Milestones (no, really, milestones!)

Not the kind “in your life,” the kind along the side of the road. Anyone live near one? I was walking to the Haverford Train Station on Sunday and saw a weathered one sticking up near the sidewalk, reading, “8 M to Phila.” Some online research turned up the following, from 1884:

“The Haverford road is probably the oldest in the township, having been laid out in 1703 as a public highway from near Haverford Meeting-house to Philadelphia . . . This road is noted for having on the east side of its course the Penn milestones . . . They appear to be soapstone, and are generally above the ground about three and a half feet, bearing on the front merely the figures denoting the distance in miles from Philadelphia . . . It is remarkable that these should have been only placed along this road. When and by whom placed and who bore the expense are matters for conjecture.”

A book on the Main Line I have says they are probably from the 1790s. Cool! Anyone else have any old milestones nearby?

Dammit Eve! Do you know how hard the rest of us have to work to get cool things? And then you come along and (almost literally) just stumble across them.

There’s one across the street from where I turn into the parking lot at work (Butler and Skippack, near Ambler, for locals) – and two others along Bethlehem Pike in Flourtown/Erdenheim, all pointing to Philadelphia.
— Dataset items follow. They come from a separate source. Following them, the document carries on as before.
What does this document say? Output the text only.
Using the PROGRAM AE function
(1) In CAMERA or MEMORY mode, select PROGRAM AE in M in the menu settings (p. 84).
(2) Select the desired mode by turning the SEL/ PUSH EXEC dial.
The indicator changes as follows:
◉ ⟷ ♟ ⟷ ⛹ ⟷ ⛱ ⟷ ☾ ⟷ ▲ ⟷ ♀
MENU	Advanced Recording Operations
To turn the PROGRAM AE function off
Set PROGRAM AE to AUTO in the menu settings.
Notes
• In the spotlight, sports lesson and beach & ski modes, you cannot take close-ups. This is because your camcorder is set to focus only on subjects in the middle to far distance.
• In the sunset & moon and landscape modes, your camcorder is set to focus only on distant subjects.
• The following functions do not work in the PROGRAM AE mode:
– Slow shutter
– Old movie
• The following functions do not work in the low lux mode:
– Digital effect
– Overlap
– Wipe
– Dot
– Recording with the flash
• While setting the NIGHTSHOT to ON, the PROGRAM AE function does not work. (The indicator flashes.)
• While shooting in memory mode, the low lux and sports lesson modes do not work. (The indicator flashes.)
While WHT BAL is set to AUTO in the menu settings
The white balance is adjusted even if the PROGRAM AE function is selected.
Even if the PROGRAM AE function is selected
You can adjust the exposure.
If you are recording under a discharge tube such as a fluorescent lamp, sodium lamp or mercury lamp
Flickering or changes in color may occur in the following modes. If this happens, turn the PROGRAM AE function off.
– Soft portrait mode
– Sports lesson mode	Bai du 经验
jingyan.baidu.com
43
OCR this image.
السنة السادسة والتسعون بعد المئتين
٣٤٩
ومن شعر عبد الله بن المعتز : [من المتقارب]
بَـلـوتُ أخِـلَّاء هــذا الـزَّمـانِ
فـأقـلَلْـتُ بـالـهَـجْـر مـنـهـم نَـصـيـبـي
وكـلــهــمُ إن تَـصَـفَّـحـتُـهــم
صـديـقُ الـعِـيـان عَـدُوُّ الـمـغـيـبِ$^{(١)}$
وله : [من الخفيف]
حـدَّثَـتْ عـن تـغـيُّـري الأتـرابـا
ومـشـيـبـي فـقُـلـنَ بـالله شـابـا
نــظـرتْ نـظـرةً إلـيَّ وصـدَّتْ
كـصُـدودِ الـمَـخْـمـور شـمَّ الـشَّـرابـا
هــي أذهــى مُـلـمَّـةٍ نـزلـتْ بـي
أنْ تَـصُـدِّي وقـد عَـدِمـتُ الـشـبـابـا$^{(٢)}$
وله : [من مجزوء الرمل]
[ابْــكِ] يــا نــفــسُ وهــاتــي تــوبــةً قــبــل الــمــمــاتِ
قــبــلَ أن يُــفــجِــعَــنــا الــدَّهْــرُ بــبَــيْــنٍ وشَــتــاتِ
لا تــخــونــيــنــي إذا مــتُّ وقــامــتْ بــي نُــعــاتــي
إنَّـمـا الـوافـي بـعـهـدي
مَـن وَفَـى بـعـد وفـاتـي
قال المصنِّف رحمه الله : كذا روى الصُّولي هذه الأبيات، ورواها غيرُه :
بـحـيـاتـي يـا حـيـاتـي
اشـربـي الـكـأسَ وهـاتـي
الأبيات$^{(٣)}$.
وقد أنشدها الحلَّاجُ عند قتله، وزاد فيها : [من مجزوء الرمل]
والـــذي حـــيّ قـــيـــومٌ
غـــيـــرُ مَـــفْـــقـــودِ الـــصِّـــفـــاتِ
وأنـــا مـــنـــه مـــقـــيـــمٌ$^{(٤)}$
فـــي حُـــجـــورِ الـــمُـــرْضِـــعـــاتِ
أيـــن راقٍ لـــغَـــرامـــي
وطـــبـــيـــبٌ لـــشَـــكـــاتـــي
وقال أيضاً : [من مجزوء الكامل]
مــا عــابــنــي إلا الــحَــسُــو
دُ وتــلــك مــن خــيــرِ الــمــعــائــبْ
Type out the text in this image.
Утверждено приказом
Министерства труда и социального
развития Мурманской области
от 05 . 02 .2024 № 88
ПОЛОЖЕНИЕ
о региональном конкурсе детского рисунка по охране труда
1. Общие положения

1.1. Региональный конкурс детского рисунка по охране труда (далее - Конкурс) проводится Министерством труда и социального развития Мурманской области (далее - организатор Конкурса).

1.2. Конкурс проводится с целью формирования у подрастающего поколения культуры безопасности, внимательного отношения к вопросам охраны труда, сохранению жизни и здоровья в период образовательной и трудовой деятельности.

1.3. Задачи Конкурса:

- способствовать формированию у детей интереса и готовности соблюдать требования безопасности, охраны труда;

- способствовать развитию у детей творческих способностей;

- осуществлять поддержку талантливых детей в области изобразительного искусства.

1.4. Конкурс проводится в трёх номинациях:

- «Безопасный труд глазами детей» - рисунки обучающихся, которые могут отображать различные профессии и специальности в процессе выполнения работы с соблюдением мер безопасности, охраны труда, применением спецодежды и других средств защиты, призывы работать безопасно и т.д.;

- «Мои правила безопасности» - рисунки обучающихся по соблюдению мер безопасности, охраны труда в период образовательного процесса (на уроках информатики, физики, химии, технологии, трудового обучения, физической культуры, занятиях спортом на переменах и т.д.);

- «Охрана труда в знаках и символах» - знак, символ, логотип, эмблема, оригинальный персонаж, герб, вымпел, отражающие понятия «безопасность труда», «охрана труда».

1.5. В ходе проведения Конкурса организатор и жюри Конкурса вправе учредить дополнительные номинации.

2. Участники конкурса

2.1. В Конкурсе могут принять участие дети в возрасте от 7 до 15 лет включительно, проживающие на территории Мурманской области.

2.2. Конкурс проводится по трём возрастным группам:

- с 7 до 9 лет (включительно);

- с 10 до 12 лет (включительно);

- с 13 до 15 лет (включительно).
This can’t be correct. As anyone who has ever driven north the Philly knows, all roads lead to Conshohocken. Not Philly. :wink:

(end dry wit, or something).

We have the coolest things in the Northeast. It’s so very different from where I grew up.

Of course, they’re all laughing at us in Europe, where they have milestones from the 1790s B.C.

(Though I’d be suspicious of one actually dated “1790 B.C.”)

but how about boundry stones? Several of them still survive at the city/county line here in the old hometown.

Quite. Milestones are cool, but their makers were not psychics…

There a few old milestones still around in upstate New York. Many of them have been knocked over by runaway trucks and the like, but a few still exist around the Albany area. I’ll have to check my roadgeek sites to see if I can find pictures.